During a lull in the shooting, I heard a quiet voice calling my name. “Carrick,” it said faintly. It was Rupp, crumpled against the steel cabinet. His legs were splayed out in front of him, his feet sticking out into the aisle. I looked over at him but didn’t reply.

“Am I dying?” he asked.

He sat in a pool of the blood that seeped from his thigh and from another hole that had appeared in his side.

“Looks like it, yeah.”

“Fuck,” he rasped.

I fired once again down each row. In response, I got two single shots from the two guys on one side and a sustained stream of mayhem from Levkov’s gun. It shredded plants, tore through the wooden tables, and disintegrated countless butterflies.

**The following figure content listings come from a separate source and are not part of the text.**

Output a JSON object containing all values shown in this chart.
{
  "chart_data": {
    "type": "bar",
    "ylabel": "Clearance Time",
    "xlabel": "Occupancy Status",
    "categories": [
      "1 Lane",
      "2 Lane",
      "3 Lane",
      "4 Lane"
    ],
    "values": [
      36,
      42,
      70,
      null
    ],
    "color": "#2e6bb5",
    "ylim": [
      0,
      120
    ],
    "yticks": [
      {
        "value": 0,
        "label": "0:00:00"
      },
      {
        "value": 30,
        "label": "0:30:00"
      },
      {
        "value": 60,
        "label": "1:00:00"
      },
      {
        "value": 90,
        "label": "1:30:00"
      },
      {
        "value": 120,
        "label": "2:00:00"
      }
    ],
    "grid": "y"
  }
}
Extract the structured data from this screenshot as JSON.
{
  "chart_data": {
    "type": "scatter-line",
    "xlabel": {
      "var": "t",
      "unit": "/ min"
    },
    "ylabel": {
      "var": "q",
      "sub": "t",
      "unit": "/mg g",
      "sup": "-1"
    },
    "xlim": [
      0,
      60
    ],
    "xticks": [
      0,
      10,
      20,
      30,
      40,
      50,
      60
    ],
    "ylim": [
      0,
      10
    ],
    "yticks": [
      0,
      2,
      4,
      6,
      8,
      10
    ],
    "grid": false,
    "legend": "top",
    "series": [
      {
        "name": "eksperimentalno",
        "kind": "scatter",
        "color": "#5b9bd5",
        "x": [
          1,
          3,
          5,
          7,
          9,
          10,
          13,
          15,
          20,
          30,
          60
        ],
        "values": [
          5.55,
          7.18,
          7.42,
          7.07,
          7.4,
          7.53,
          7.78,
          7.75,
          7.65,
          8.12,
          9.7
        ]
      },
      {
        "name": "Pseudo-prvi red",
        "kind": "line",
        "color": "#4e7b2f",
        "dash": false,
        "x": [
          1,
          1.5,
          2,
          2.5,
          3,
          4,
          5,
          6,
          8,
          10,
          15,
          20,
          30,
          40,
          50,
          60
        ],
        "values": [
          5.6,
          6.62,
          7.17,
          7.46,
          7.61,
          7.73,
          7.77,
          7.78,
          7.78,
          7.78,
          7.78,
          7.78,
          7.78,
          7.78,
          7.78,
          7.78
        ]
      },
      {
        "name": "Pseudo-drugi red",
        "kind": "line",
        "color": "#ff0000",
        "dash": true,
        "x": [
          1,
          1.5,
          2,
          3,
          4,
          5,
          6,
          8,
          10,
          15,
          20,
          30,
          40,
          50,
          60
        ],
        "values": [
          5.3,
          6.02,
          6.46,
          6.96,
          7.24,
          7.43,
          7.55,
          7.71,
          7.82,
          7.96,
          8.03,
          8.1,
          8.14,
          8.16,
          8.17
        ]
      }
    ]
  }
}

Rupp touched a finger to the hole in his side. “I don’t want to die.”

I ducked down as another swarm of bullets screamed overhead. “Tell me what the fuck is going on here,” I told him. “And I’ll see what I can do for you.”

I could tell just by looking what I could do for him: not much. But he didn’t need to know that.

I glimpsed Levkov through the foliage, and I took a shot but missed. He returned fire with another barrage. The tip of Rupp’s boot exploded into shreds. He whimpered, but it sounded like fear not pain. Seeing him cowering behind the steel cabinet, though, I realized his position was better than mine. I darted across the aisle to where he was sitting. Grabbing his pant leg, I pulled his feet out of the line of fire.

He reached into the outside pocket of his jacket, took out a bottle of pills, and shook a capsule into his hand. “Here,” he said, holding it up to me.

I looked at it, then at him.

“Take it,” he said. “Hosing you off isn’t enough. Take the pill, and it’ll protect you for two days. Otherwise, with the dose you got, you’re a dead man.”

When I hesitated still, he rolled his eye and took it himself. Then he shook out another one and held it up with one hand while the other hand returned the bottle to his jacket.

I didn’t trust Rupp, but the green spores scared me more than any pill. My hands were still damp, and now they were coated in a thin layer of green. I wiped my finger off on Rupp’s jacket before taking the capsule from him. As I swallowed it, I caught a glimpse of Levkov and took a few shots.

When it was quiet again, I could hear Rupp rambling on. I wasn’t sure if he was talking to me or to himself. “You know, I grew up not far from here. An awkward adolescence.” A brief wistful smile twisted into a grimace. Then his eyes turned dark. “I hate this fucking place, almost as much as I hate these fucking people.”